Austin : Et chaque fois, je me disais : c’est Lee qui a raison. Il court la planète et
moi je suis planté là. Qu’est-ce que je fabrique ?
Lee : Ben, tu préparais ton avenir.
Peu à peu, Lee, le voyou de la famille, impose sa loi à son cadet, allant jusqu’à le
convaincre de la médiocrité de ses qualités d’écrivain. Le problème, c’est que lui, Lee, s’il
raconte de belles et vraies histoires de western, il est cependant bien incapable de les
mettre par écrit. En outre, il ne pense qu’à « se faire du blé » par n’importe quel moyen.
Quand l’imprésario d’Austin, Saul Kimmer, débarque pour discuter du contrat, Lee
n’a aucune peine à le convaincre de la force de son propre scénario et ainsi d’ignorer
celui d’Austin. De là, va naître le duel féroce entre les deux frères.

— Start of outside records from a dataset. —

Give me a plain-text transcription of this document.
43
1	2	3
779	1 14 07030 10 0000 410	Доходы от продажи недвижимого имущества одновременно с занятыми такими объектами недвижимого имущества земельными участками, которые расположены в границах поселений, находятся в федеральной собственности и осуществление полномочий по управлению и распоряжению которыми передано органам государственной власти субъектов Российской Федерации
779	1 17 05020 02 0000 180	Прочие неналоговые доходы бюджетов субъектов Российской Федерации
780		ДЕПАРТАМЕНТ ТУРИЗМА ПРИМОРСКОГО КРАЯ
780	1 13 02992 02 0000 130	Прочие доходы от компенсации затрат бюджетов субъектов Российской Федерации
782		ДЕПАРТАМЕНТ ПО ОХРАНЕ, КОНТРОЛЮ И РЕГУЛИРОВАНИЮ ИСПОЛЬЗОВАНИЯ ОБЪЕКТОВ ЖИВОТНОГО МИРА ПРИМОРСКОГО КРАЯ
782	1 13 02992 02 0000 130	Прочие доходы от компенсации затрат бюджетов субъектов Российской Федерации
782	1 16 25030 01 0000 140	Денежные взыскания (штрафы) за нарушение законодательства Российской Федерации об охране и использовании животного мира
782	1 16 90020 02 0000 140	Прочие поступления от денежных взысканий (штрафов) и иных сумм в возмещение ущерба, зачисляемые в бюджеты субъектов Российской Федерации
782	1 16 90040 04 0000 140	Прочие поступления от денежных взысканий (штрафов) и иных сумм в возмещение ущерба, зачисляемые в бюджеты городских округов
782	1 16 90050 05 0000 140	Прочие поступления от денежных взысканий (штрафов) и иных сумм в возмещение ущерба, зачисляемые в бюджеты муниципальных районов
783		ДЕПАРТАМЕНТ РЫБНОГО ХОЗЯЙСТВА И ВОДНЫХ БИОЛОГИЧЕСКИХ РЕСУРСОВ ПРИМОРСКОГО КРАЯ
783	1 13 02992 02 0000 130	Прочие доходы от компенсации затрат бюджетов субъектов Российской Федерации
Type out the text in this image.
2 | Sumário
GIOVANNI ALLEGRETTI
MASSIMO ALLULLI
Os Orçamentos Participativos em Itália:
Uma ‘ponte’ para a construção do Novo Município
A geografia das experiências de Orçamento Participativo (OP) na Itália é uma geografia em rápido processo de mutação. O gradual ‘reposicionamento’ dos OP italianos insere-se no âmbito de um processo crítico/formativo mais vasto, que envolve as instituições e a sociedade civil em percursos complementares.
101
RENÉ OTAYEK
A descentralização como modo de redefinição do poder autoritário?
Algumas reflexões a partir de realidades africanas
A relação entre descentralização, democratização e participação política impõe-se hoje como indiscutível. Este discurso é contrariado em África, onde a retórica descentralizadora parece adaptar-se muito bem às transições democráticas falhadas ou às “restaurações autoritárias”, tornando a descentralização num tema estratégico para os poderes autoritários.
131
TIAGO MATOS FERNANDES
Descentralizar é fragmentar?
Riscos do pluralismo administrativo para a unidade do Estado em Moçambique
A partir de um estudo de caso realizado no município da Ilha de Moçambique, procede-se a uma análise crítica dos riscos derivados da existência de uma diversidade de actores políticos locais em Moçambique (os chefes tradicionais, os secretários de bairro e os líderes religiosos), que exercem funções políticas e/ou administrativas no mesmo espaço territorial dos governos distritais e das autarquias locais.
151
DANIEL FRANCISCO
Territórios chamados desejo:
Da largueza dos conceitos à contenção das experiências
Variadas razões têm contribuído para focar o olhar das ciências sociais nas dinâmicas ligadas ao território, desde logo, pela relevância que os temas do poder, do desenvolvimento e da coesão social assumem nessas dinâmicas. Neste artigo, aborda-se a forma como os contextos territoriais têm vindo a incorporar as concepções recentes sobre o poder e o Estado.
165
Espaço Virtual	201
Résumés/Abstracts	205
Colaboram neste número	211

Pendant que Lee dicte une ébauche de son scénario à son frère, celui-ci devient
peu à peu fou furieux et se transforme en enfant de Caïn... Dans la scène finale, les rôles
sont totalement renversés par rapport à la première scène.
Et c’est sous le regard indifférent de leur mère, revenue à l’improviste, qu’Austin,
dans une rage folle, agresse son frère qui refuse de l’emmener avec lui dans le désert et
tente de l’étrangler avec le fil du téléphone. Il n’y parvient toutefois pas. La pièce se clôt
sur le face à face violent des deux frères.
Que sont ces cowboys ?
En définitive, on s’aperçoit que Lee, n’a pas choisi de vivre dans le désert, il y a
échoué comme balayeur... Austin voit également la faillite de son rêve d’authenticité : le
Far -West n’est plus celui d’antan et encore moins celui véhiculé par les bandes
dessinées et le cinéma. Notons aussi que sa masculinité reçoit le coup de grâce de la
part de son impresario quand ce dernier donne la préférence au scénario de Lee.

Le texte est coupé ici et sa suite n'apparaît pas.